A portion of a human skull found along this section of Maxwelton Beach is believed to belong to a homicide victim. - Roy Jacobson / The Record
A portion of a human skull found along this section of Maxwelton Beach is believed to belong to a homicide victim.
— image credit: Roy Jacobson / The Record

Specially trained “cadaver dogs” will be brought in next week to search Maxwelton Beach for other remains after a human skull now believed to be that of a homicide victim was found on the wet sand about three months ago.

Detective Ed Wallace of the Island County Sheriff’s Office said Friday that forensic evidence shows the cranium portion of a skull to be that of a male 35 years or younger.

Two marks on the skull indicate the victim may have been struck with a sharp instrument such as an axe, hatchet or machete, and that death could have occurred as long as a decade ago or more, Wallace said.

He said the skull was found at the waterline on Maxwelton Beach between Dave Mackie Park and Mill Beach Lane to the north.

“It was just sitting there, rolling in the surf,” Wallace said.

The skull was found on Nov. 26 by two visitors from Mercer Island. Wallace said one of the pair kept the skull in a garage at home until Feb. 2, when it was turned over to the Mercer Island Police Department.

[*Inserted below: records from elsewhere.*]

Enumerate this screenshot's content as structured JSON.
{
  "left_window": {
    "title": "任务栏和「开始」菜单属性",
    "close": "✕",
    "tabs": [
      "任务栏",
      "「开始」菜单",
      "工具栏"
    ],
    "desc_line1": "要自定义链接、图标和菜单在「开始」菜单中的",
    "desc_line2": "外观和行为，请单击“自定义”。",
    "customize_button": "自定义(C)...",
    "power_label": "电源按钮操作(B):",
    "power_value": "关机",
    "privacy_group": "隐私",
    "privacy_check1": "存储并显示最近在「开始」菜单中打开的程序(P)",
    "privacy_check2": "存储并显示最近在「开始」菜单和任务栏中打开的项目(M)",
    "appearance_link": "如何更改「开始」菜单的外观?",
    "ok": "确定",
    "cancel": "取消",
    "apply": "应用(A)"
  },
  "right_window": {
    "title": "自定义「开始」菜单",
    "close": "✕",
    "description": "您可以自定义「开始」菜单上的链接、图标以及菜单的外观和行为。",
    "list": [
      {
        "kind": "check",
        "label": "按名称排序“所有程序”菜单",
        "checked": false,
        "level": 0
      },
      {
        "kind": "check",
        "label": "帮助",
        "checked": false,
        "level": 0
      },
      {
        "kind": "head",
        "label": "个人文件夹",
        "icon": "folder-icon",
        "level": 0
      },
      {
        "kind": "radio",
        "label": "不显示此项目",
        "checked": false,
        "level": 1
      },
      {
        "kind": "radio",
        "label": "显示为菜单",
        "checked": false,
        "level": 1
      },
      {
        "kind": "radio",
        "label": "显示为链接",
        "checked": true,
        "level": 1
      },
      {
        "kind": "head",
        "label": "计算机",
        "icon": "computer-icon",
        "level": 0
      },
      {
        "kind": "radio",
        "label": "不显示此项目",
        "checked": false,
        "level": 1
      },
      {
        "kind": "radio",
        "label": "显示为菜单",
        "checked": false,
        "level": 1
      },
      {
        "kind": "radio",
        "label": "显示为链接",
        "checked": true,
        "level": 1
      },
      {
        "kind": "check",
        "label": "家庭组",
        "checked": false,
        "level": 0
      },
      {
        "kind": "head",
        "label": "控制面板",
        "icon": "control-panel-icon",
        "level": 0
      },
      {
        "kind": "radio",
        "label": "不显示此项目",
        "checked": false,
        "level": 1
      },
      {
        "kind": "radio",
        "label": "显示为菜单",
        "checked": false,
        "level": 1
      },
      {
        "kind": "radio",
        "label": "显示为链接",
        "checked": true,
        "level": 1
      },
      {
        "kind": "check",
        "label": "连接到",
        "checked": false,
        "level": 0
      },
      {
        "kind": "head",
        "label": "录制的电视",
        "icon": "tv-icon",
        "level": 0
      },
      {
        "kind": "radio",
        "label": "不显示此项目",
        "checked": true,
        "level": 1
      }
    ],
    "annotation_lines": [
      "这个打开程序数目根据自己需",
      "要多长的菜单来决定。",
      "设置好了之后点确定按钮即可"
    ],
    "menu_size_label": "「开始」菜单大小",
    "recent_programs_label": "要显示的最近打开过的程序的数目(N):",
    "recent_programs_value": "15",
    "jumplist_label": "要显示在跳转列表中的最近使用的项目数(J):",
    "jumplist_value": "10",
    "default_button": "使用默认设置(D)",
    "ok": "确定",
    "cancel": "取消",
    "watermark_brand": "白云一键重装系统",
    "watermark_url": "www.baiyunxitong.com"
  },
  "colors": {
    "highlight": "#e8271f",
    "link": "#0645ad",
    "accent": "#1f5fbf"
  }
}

He said the skull was taken to the police after the pair read in their local newspaper that possession of human remains is illegal. But Wallace declined to identify the finders further, or to say why they had decided to keep the skull in the first place.

“They’re trying to help us out, and they’re getting blasted by the press,” Wallace said. “Our focus is to find out who the victim is and what happened to him.”

Wallace said Mercer Island police eventually turned over the skull to the King County Medical Examiner’s Office, where it continues to be studied.

He said Dr. Kathy Taylor, a forensic anthropologist, is investigating, and that a piece of the skull has been sent for DNA testing.

Wallace said Taylor herself admits the 10-year range for time of death is a broad estimate, and that she has been unable to determine the race of the victim.

He said that the skull’s condition indicates that it didn’t spend significant time in the water, and that it most likely washed down the beach to the waterline from the previous day’s high tide.

Wallace said it’s still unclear whether the entire body washed up on the beach undetected, or if a body was discarded in the area unnoticed and later picked up by the tide.

He said no current open missing-persons files appear to fit the circumstances.

“We’re looking at a couple that are five to 10 years outside the 10-year window, but we’re not ruling them out,” Wallace said. “We also have a couple of leads from other agencies, and we’re looking into those as well.”

He declined to be specific about prior cases, in deference to family members.

Wallace said it’s believed the cranium has no connection to the 10 detached feet that have washed up on beaches in British Columbia and Puget Sound in the past three and a half years, including a badly decomposed foot found this past August at Greenbank.

Nor is there a connection to a body that washed up at Greenbank on Dec. 14, which was later identified as a 47-year-old Arlington man, he said.

A body also washed ashore at Mutiny Bay near Old Beach Road in November 2009, which was identified as a 97-year-old Everett man last seen a week earlier in the water near the Mukilteo Ferry Terminal.

Wallace said next week’s search with the dogs from Everett has yet to be scheduled, but he acknowledges that the trail may be cold. An earlier search on foot by law enforcement officers came up empty, he said.

“It’s tougher,” he said. “We’re basically looking for bones, which is harder than looking for a decomposed body.”

Wallace urged anyone with information, or anyone who has collected from the beach what they believe to be animal bones, to call him at 360-678-7968.

He also urged those who make future discoveries to report them immediately.

“Keeping human remains is illegal under state law,” Wallace said. “Even disturbing the site where they’re found is illegal.”